Neuroevolutionary Reinforcement Learning for Generalized Control of Simulated Helicopters
Rogier Koppejan and Shimon Whiteson
Abstract
This article presents an extended case study in the application of neuroevolution to generalized simulated helicopter hovering, an important challenge problem for reinforcement learning. While neuroevolution is well suited to coping with the domain's complex transition dynamics and high-dimensional state and action spaces, the need to explore efficiently and learn on-line poses unusual challenges. We propose and evaluate several methods for three increasingly challenging variations of the task, including the method that won first place in the 2008 Reinforcement Learning Competition.
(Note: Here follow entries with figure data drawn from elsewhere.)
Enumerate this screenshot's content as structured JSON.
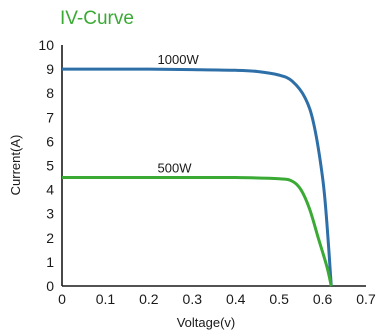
{
  "chart_data": {
    "type": "line",
    "title": "IV-Curve",
    "xlabel": "Voltage(v)",
    "ylabel": "Current(A)",
    "xlim": [
      0,
      0.7
    ],
    "ylim": [
      0,
      10
    ],
    "xticks": [
      "0",
      "0.1",
      "0.2",
      "0.3",
      "0.4",
      "0.5",
      "0.6",
      "0.7"
    ],
    "yticks": [
      "0",
      "1",
      "2",
      "3",
      "4",
      "5",
      "6",
      "7",
      "8",
      "9",
      "10"
    ],
    "grid": false,
    "series": [
      {
        "name": "1000W",
        "color": "#2e6fa8",
        "x": [
          0,
          0.1,
          0.2,
          0.3,
          0.4,
          0.45,
          0.5,
          0.53,
          0.56,
          0.58,
          0.6,
          0.61,
          0.62
        ],
        "y": [
          9.0,
          9.0,
          9.0,
          8.98,
          8.95,
          8.9,
          8.75,
          8.5,
          7.8,
          6.7,
          4.5,
          2.6,
          0.0
        ]
      },
      {
        "name": "500W",
        "color": "#3aaa35",
        "x": [
          0,
          0.1,
          0.2,
          0.3,
          0.4,
          0.5,
          0.53,
          0.55,
          0.57,
          0.59,
          0.61,
          0.62
        ],
        "y": [
          4.5,
          4.5,
          4.5,
          4.5,
          4.5,
          4.45,
          4.35,
          4.0,
          3.2,
          2.0,
          0.8,
          0.0
        ]
      }
    ]
  }
}
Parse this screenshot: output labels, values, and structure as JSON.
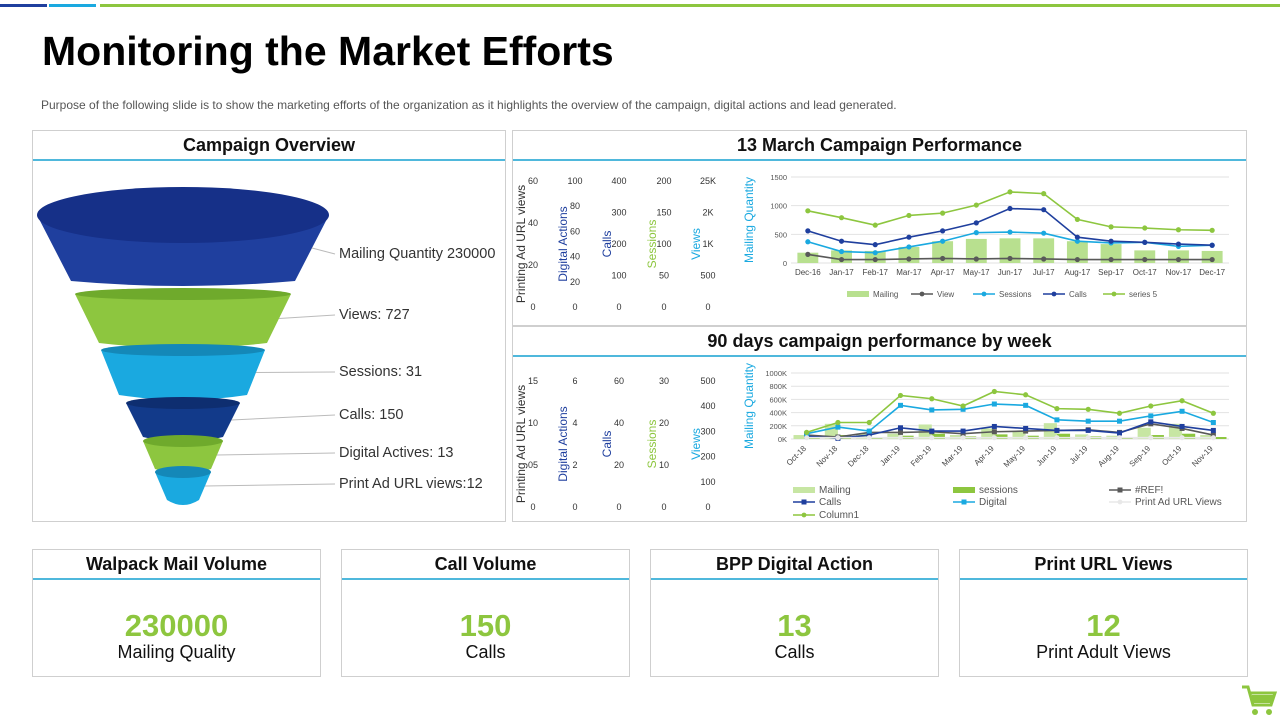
{
  "colors": {
    "blue_dark": "#1f3f9e",
    "blue_bar": "#123a8a",
    "green": "#8dc63f",
    "cyan": "#1aa9e0",
    "grey_line": "#595959",
    "accent_line": "#4fb8dc"
  },
  "page": {
    "title": "Monitoring the Market Efforts",
    "subtitle": "Purpose of the following  slide is to show the marketing efforts of the organization  as it highlights the overview  of the campaign, digital actions and lead generated."
  },
  "campaign_overview": {
    "title": "Campaign Overview",
    "labels": [
      "Mailing  Quantity 230000",
      "Views: 727",
      "Sessions: 31",
      "Calls: 150",
      "Digital Actives: 13",
      "Print Ad URL views:12"
    ]
  },
  "chart_data": [
    {
      "type": "funnel",
      "title": "Campaign Overview",
      "categories": [
        "Mailing Quantity",
        "Views",
        "Sessions",
        "Calls",
        "Digital Actives",
        "Print Ad URL views"
      ],
      "values": [
        230000,
        727,
        31,
        150,
        13,
        12
      ]
    },
    {
      "type": "line",
      "title": "13 March Campaign Performance",
      "categories": [
        "Dec-16",
        "Jan-17",
        "Feb-17",
        "Mar-17",
        "Apr-17",
        "May-17",
        "Jun-17",
        "Jul-17",
        "Aug-17",
        "Sep-17",
        "Oct-17",
        "Nov-17",
        "Dec-17"
      ],
      "ylabel": "Mailing Quantity",
      "ylim": [
        0,
        1500
      ],
      "yticks": [
        "1500",
        "1000",
        "500",
        "0"
      ],
      "series": [
        {
          "name": "Mailing",
          "kind": "bar",
          "color": "#b8e08f",
          "values": [
            180,
            220,
            210,
            280,
            380,
            420,
            430,
            430,
            380,
            330,
            220,
            220,
            210
          ]
        },
        {
          "name": "View",
          "kind": "line",
          "color": "#595959",
          "values": [
            150,
            60,
            60,
            70,
            80,
            70,
            80,
            70,
            60,
            60,
            60,
            60,
            60
          ]
        },
        {
          "name": "Sessions",
          "kind": "line",
          "color": "#1aa9e0",
          "values": [
            370,
            200,
            180,
            280,
            380,
            530,
            540,
            520,
            380,
            350,
            360,
            290,
            310
          ]
        },
        {
          "name": "Calls",
          "kind": "line",
          "color": "#1f3f9e",
          "values": [
            560,
            380,
            320,
            450,
            560,
            700,
            950,
            930,
            450,
            380,
            360,
            330,
            310
          ]
        },
        {
          "name": "series 5",
          "kind": "line",
          "color": "#8dc63f",
          "values": [
            910,
            790,
            660,
            830,
            870,
            1010,
            1240,
            1210,
            760,
            630,
            610,
            580,
            570
          ]
        }
      ],
      "left_axes": [
        {
          "label": "Printing Ad URL views",
          "color": "#333333",
          "ticks": [
            "60",
            "40",
            "20",
            "0"
          ]
        },
        {
          "label": "Digital Actions",
          "color": "#1f3f9e",
          "ticks": [
            "100",
            "80",
            "60",
            "40",
            "20",
            "0"
          ]
        },
        {
          "label": "Calls",
          "color": "#1f3f9e",
          "ticks": [
            "400",
            "300",
            "200",
            "100",
            "0"
          ]
        },
        {
          "label": "Sessions",
          "color": "#8dc63f",
          "ticks": [
            "200",
            "150",
            "100",
            "50",
            "0"
          ]
        },
        {
          "label": "Views",
          "color": "#1aa9e0",
          "ticks": [
            "25K",
            "2K",
            "1K",
            "500",
            "0"
          ]
        }
      ]
    },
    {
      "type": "line",
      "title": "90 days campaign performance by week",
      "categories": [
        "Oct-18",
        "Nov-18",
        "Dec-18",
        "Jan-19",
        "Feb-19",
        "Mar-19",
        "Apr-19",
        "May-19",
        "Jun-19",
        "Jul-19",
        "Aug-19",
        "Sep-19",
        "Oct-19",
        "Nov-19"
      ],
      "ylabel": "Mailing Quantity",
      "ylim": [
        0,
        1000
      ],
      "yticks": [
        "1000K",
        "800K",
        "600K",
        "400K",
        "200K",
        "0K"
      ],
      "series": [
        {
          "name": "Mailing",
          "kind": "bar",
          "color": "#c7e6a3",
          "values": [
            60,
            230,
            80,
            80,
            220,
            60,
            160,
            120,
            240,
            70,
            50,
            170,
            230,
            60
          ]
        },
        {
          "name": "sessions",
          "kind": "bar",
          "color": "#8dc63f",
          "values": [
            30,
            60,
            30,
            50,
            80,
            40,
            70,
            50,
            80,
            40,
            30,
            60,
            80,
            30
          ]
        },
        {
          "name": "#REF!",
          "kind": "line",
          "color": "#595959",
          "values": [
            60,
            30,
            100,
            100,
            110,
            80,
            110,
            120,
            130,
            140,
            100,
            230,
            160,
            60
          ]
        },
        {
          "name": "Calls",
          "kind": "line",
          "color": "#1f3f9e",
          "values": [
            40,
            10,
            60,
            170,
            120,
            120,
            190,
            160,
            130,
            130,
            90,
            260,
            190,
            130
          ]
        },
        {
          "name": "Digital",
          "kind": "line",
          "color": "#1aa9e0",
          "values": [
            80,
            180,
            120,
            510,
            440,
            450,
            530,
            510,
            290,
            270,
            270,
            350,
            420,
            250
          ]
        },
        {
          "name": "Print Ad URL Views",
          "kind": "line",
          "color": "#e8e8e8",
          "values": [
            20,
            20,
            20,
            20,
            20,
            20,
            20,
            20,
            20,
            20,
            20,
            20,
            20,
            20
          ]
        },
        {
          "name": "Column1",
          "kind": "line",
          "color": "#8dc63f",
          "values": [
            100,
            250,
            250,
            660,
            610,
            500,
            720,
            670,
            460,
            450,
            390,
            500,
            580,
            390
          ]
        }
      ],
      "left_axes": [
        {
          "label": "Printing Ad URL  views",
          "color": "#333333",
          "ticks": [
            "15",
            "10",
            "05",
            "0"
          ]
        },
        {
          "label": "Digital Actions",
          "color": "#1f3f9e",
          "ticks": [
            "6",
            "4",
            "2",
            "0"
          ]
        },
        {
          "label": "Calls",
          "color": "#1f3f9e",
          "ticks": [
            "60",
            "40",
            "20",
            "0"
          ]
        },
        {
          "label": "Sessions",
          "color": "#8dc63f",
          "ticks": [
            "30",
            "20",
            "10",
            "0"
          ]
        },
        {
          "label": "Views",
          "color": "#1aa9e0",
          "ticks": [
            "500",
            "400",
            "300",
            "200",
            "100",
            "0"
          ]
        }
      ]
    }
  ],
  "kpis": [
    {
      "title": "Walpack Mail Volume",
      "value": "230000",
      "caption": "Mailing Quality"
    },
    {
      "title": "Call Volume",
      "value": "150",
      "caption": "Calls"
    },
    {
      "title": "BPP Digital Action",
      "value": "13",
      "caption": "Calls"
    },
    {
      "title": "Print URL Views",
      "value": "12",
      "caption": "Print Adult Views"
    }
  ],
  "icons": {
    "cart": "shopping-cart-icon"
  }
}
The results demonstrate that 1) neuroevolution can be effective for complex on-line reinforcement learning tasks such as generalized helicopter hovering, 2) neuroevolution excels at finding effective helicopter hovering policies but not at learning helicopter models, 3) due to the difficulty of learning reliable models, model-based approaches to helicopter hovering are feasible only when domain expertise is available to aid the design of a suitable model representation and 4) recent advances in efficient resampling can enable neuroevolution to tackle more aggressively generalized reinforcement learning tasks. NOTE: This article contains a minor error in that action features a1 and a2 have been swapped in Table 2. The accompanying source code to which the article refers is correct.